Khorchide: Den Koran historisch-kritisch lesen
Ausgangspunkt der Überlegungen des Münsteraner Islamwissenschaftlers Prof. Mouhanad Khorchide bei seinem Vortrag am Dienstag im Rahmen der "Salzburger Hochschulwochen" war das Beispiel vom Erbrecht in Bezug auf die Frau im Koran. Dort heißt es:
"Allah empfiehlt euch hinsichtlich eurer Kinder: Einem männlichen Geschlechts kommt ebenso viel zu wie der Anteil von zwei weiblichen Geschlechts..." (4:11)
Dazu erklärte Khorchide, dass es unterschiedliche Zugänge zum Islam gebe - nämlich einen geschlossenen und einen offenen: Die eine Zugangsweise nimmt die Abgeschlossenheit des Korans an und die Texte infolge wortwörtlich. Der offenere Zugang hingegen sieht das Ganze dialogisch: Gott und Mensch stehen in Beziehung zueinander - eine dialogische Durchdringung, die zugleich nach einer zeitgerechten und zugleich historisch-kritischen Interpretation des Koran verlangt.
Khorchide erklärte zu der oben zitierten Erbrecht-Stelle, dass der Koran sehr lange mündlich übertragen wurde - der erste Druck erfolgte erst 1923. Der Koran wurde zuvor immer nur als Kommunikation wahrgenommen und verkündet, also war die Quintessenz oft Interpretationssache. Man müsse diese Passage daher in den historischen Kontext einbetten: Früher wurde an Mädchen gar nichts vererbt. Der Grund war recht simpel: man wollte dem anderen Stamm, in den die Frau vielleicht einheiratete, nicht das Geld des eigenen Stammes überlassen. Damals war es nämlich üblich, dass die Frau ganz zum Stamm des Mannes ging und dabei das ererbte Vermögen mitnahm.

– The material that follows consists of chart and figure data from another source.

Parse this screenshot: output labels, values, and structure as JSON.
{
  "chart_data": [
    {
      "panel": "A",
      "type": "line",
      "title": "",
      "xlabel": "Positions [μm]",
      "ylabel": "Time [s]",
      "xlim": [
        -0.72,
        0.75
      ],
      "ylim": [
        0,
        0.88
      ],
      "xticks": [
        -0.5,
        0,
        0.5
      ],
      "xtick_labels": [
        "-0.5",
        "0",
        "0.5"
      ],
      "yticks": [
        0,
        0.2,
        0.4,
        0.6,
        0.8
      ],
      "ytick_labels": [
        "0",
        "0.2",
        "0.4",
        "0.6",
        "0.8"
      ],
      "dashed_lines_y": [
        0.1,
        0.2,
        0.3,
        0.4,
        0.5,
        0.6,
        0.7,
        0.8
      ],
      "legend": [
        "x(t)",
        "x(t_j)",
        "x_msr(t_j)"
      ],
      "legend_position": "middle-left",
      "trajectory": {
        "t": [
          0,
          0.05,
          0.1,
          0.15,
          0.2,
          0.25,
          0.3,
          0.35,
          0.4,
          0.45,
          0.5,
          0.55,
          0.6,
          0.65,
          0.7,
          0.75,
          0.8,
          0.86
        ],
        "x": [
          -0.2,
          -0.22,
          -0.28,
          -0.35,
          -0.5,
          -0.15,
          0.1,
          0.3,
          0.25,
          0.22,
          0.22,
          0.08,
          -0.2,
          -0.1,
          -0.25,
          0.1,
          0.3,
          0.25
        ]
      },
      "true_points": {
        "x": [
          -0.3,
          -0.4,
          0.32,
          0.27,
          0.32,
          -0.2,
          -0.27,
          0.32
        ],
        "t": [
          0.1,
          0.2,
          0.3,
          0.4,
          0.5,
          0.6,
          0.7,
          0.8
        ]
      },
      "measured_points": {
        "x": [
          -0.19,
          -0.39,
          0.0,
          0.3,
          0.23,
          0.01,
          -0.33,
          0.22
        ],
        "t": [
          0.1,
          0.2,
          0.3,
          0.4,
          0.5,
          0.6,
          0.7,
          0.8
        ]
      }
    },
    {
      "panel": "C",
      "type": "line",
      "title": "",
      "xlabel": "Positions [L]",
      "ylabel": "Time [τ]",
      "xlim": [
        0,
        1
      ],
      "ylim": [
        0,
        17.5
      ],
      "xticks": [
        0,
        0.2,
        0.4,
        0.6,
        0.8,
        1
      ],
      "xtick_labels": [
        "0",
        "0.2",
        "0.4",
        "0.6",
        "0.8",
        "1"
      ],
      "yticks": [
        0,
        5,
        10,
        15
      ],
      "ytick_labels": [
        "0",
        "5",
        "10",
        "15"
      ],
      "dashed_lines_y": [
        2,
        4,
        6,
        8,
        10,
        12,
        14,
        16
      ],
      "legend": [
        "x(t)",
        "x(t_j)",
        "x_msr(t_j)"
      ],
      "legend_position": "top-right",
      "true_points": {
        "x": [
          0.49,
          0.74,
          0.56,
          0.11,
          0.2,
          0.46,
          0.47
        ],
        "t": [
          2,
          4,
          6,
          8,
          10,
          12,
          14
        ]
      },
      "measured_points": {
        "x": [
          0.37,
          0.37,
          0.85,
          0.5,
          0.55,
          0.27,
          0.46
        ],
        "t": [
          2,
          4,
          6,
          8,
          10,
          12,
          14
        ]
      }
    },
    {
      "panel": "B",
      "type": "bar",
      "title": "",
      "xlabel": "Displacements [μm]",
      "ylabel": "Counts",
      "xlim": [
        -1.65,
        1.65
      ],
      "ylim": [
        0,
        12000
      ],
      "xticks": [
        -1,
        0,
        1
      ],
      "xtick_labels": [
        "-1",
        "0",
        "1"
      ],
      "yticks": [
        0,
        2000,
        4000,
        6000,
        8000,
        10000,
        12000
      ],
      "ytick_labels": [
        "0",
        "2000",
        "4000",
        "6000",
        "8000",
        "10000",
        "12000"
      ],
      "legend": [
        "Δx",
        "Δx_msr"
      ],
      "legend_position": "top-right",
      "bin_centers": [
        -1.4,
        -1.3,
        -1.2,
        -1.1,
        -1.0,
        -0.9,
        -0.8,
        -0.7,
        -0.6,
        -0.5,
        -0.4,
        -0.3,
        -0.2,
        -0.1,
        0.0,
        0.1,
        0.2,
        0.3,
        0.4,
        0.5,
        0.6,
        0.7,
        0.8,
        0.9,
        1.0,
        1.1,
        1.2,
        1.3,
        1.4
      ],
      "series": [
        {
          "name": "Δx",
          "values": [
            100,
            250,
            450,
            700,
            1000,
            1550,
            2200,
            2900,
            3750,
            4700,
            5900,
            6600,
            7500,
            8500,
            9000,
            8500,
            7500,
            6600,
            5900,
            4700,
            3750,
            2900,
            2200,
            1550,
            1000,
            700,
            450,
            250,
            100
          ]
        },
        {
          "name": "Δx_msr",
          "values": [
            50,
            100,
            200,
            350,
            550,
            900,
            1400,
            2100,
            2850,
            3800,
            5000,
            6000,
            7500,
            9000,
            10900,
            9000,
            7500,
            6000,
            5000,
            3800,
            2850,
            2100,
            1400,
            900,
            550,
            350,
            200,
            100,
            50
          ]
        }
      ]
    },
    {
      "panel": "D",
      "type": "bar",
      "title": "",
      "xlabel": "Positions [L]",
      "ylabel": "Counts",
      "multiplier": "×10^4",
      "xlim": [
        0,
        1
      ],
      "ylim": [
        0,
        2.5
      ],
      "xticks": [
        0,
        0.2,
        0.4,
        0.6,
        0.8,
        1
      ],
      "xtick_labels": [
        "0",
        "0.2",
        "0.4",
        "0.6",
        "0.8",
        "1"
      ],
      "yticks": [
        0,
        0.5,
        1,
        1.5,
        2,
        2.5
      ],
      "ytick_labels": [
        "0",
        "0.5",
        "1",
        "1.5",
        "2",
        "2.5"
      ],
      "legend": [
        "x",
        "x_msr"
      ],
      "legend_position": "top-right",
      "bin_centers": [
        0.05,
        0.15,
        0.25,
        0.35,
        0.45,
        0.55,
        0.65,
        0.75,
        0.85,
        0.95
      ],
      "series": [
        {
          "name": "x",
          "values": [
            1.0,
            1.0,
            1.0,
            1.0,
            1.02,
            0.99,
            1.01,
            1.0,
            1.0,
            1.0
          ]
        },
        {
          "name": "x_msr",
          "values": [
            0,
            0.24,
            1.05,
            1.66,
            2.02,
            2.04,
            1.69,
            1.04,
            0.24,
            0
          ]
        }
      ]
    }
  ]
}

Der Prophet bzw. Autor des Koran wollte mit dieser Passage daher einen Fortschritt bewirken, indem er der Frau auch einen Teil zusprach - gewiss einen kleineren, aber doch einen verbrieften Anteil. Die Passage, die heute wie ein Relikt aus vormoderner Zeit wirkt, galt in ihrer historischen Einordnung somit als modern und fortschrittlich.
Diese Passage stehe zugleich pars pro toto für zahlreiche Passagen des Koran, der insgesamt historisch-kritisch zu lesen sei. Mohammed habe einen Wandel, eine soziale Verbesserung in dem Fall konkret für Frauen im Sinn gehabt - auch wenn dies, ähnlich wie bei zahlreichen anderen Koran-Passagen, heute erst wieder in seiner historischen Wahrheit freigelegt werden müsse.